Lessi per la prima volta un libro tutto d'un fiato nel 2001, una sera d'inverno, erano da poco passate le 10 e fuori, stranamente, nevicava. Era la tipica serata che passi a casa perché sei troppo pigro per uscire o perché sai che puoi contare su un paio di brani, che ti tengono compagnia tutta la notte con la luce accesa. Erano parecchi giorni che lo avevo portato a casa dalla Biblioteca Nazionale, che sta tra Paseo de Recoletos e Calle de Serrano. Scelsi quel libro per la copertina più che altro. Vi era disegnato un albero enorme, spoglio ma con un colore verde vivo, come a rappresentare la tristezza dell'inverno ma la voglia di vivere tutte le altre stagioni. Purtroppo non riuscì a trovare scritto da nessuna parte il nome dell'autore, né all'interno delle pagine, né sul retro, come se volesse nascondersi al mondo. Lo appoggiai appena tornato a casa sul davanzale della stanza, intento a riprenderlo non appena avrei avuto un momento libero o solamente voglia di immaginare. Passarono i giorni, la mia testa era troppo impegnata a tentare di studiare che mi dimenticai totalmente di lui. La carriera universitaria mi supplicava parte delle mie giornate, se non tutte.

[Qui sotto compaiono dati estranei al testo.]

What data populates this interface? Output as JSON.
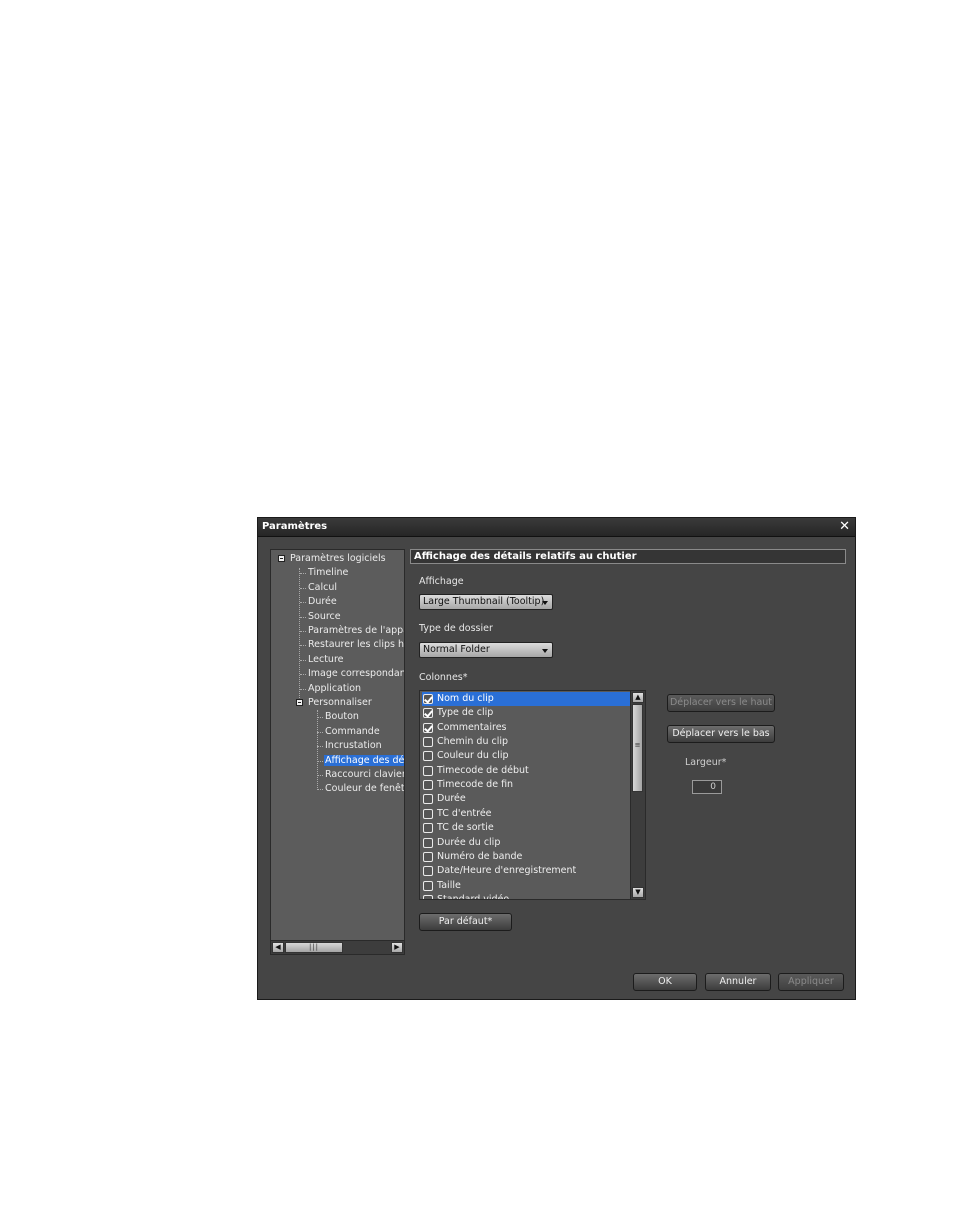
{
  "window": {
    "title": "Paramètres"
  },
  "tree": {
    "items": [
      {
        "label": "Paramètres logiciels",
        "level": 0,
        "expandable": true
      },
      {
        "label": "Timeline",
        "level": 1
      },
      {
        "label": "Calcul",
        "level": 1
      },
      {
        "label": "Durée",
        "level": 1
      },
      {
        "label": "Source",
        "level": 1
      },
      {
        "label": "Paramètres de l'appar",
        "level": 1
      },
      {
        "label": "Restaurer les clips hor",
        "level": 1
      },
      {
        "label": "Lecture",
        "level": 1
      },
      {
        "label": "Image correspondante",
        "level": 1
      },
      {
        "label": "Application",
        "level": 1
      },
      {
        "label": "Personnaliser",
        "level": 1,
        "expandable": true
      },
      {
        "label": "Bouton",
        "level": 2
      },
      {
        "label": "Commande",
        "level": 2
      },
      {
        "label": "Incrustation",
        "level": 2
      },
      {
        "label": "Affichage des déta",
        "level": 2,
        "selected": true
      },
      {
        "label": "Raccourci clavier",
        "level": 2
      },
      {
        "label": "Couleur de fenêtre",
        "level": 2
      }
    ]
  },
  "panel": {
    "header": "Affichage des détails relatifs au chutier",
    "affichage": {
      "label": "Affichage",
      "value": "Large Thumbnail (Tooltip)"
    },
    "type_dossier": {
      "label": "Type de dossier",
      "value": "Normal Folder"
    },
    "colonnes": {
      "label": "Colonnes*",
      "items": [
        {
          "label": "Nom du clip",
          "checked": true,
          "selected": true
        },
        {
          "label": "Type de clip",
          "checked": true
        },
        {
          "label": "Commentaires",
          "checked": true
        },
        {
          "label": "Chemin du clip",
          "checked": false
        },
        {
          "label": "Couleur du clip",
          "checked": false
        },
        {
          "label": "Timecode de début",
          "checked": false
        },
        {
          "label": "Timecode de fin",
          "checked": false
        },
        {
          "label": "Durée",
          "checked": false
        },
        {
          "label": "TC d'entrée",
          "checked": false
        },
        {
          "label": "TC de sortie",
          "checked": false
        },
        {
          "label": "Durée du clip",
          "checked": false
        },
        {
          "label": "Numéro de bande",
          "checked": false
        },
        {
          "label": "Date/Heure d'enregistrement",
          "checked": false
        },
        {
          "label": "Taille",
          "checked": false
        },
        {
          "label": "Standard vidéo",
          "checked": false
        }
      ]
    },
    "move_up": "Déplacer vers le haut",
    "move_down": "Déplacer vers le bas",
    "largeur_label": "Largeur*",
    "largeur_value": "0",
    "default_button": "Par défaut*"
  },
  "footer": {
    "ok": "OK",
    "cancel": "Annuler",
    "apply": "Appliquer"
  },
  "colors": {
    "dialog_bg": "#454545",
    "selection": "#2a6fd6"
  }
}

Passavo i pomeriggi a leggere brani di poesia e teorie di un certo Jean Piaget, uno psicologo degli anni 20'. Quella sera per fortuna i miei genitori non c'erano, erano andati al Lope de Vega, un maestoso teatro vicino alla Gran Via, a vedere una rappresentazione della vita di Galileo Galilei. Per il giorno seguente non sarei andato all'Università.

La casa era desolata, gli specchi dormivano e si si sentiva solo la neve cadere e muoversi nelle più distinte direzioni che il vento modellava. Nemmeno la lampadina, che di solito ronzava incessantemente, quella sera diede fastidio. Era la miglior occasione per iniziare ad accarezzarlo e così feci.